Investigators believe arson caused a fire that destroyed four houses under construction and damaged three others early Wednesday in Gilbert.

The Gilbert Fire Department is exploring whether fuels were used to accelerate the fire, said Capt. Rob Duggan, a Fire Department spokesman. Natural and accidental causes have been ruled out.

The fire, in a K. Hovnanian Homes development southwest of the Power and Ray roads intersection, caused an estimated $500,000 in damages. advertisement



The houses were unoccupied, and no one was injured.

"I don't know their reasons for doing it if it was arson, but I'm obviously very disappointed if somebody would do that," said Heather Mecham, who recently bought the house the fire started in and had planned to move in by August.

Fire crews received the call at about 4:30 a.m. after a security guard noticed the fire and called for help, Duggan said.

The fire started in one house, spreading quickly to the others, Duggan said.

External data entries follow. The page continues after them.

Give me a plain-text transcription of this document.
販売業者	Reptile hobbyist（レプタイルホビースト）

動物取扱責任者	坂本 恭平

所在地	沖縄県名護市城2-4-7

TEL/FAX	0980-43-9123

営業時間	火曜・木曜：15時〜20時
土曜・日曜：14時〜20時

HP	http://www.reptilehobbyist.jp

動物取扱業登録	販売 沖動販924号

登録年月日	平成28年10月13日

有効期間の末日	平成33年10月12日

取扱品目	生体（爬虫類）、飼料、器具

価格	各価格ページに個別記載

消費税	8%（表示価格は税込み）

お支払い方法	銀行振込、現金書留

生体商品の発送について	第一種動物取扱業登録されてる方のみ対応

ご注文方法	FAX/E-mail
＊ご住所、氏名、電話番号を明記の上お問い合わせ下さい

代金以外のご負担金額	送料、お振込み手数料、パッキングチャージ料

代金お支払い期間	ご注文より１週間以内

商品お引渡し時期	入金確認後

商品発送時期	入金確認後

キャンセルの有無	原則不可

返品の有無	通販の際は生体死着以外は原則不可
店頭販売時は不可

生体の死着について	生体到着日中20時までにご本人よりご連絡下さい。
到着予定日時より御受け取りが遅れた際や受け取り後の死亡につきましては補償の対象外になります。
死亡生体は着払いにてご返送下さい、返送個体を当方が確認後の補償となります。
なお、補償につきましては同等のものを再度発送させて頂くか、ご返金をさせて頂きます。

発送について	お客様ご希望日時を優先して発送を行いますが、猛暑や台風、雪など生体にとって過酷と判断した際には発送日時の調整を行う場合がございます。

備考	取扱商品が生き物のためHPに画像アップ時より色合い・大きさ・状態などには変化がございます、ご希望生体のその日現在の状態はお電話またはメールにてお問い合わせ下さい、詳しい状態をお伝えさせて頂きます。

The homes were engulfed when fire crews arrived, requiring about 45 minutes to extinguish the fire, he said.

By midmorning, a burnt smell hung in the air as firefighters picked through the debris.

Only piles of charred, black rubble and sagging scaffolding were left to mark where four of the houses once stood.

The fire spread quickly because the houses were in the framing stage, a vulnerable point because untreated lumber burns quickly, said Scott Smith, regional president for New Jersey-based K. Hovnanian Homes.

Smith said he doubts the blaze was motivated by eco-terrorism and ruled out an insurance scam because the company is responsible for the properties and will have to replace them.

"Even if they were sold, no one had anything to gain or to recover by doing anything because they hadn't actually taken delivery of the houses yet," Smith said.

K. Hovnanian Homes, which is building seven developments around the Valley, has had about four fires in the last 12 years that started under "suspicious" circumstances, Smith said.

"In the environment we operate in, we are not shocked when it happens," he said. "It's an unfortunate hazard, but sometimes there are people out there who like to see homes under construction burn down."

Mecham and her husband, Ryan, will have to delay their plans to move into their first home for several months.

"I've been cursed by the fire gods or something," Heather, 24, said.

The young couple graduated from Brigham Young University in December and will live with Ryan's parents in Mesa until their home is done.

Heather said news of the fire saddened her, but losing a home to fire once before taught her that rebuilding is only a matter of time.

"It doesn't do any good to sit there and be sad about it," she said. "You just kind of move on with life."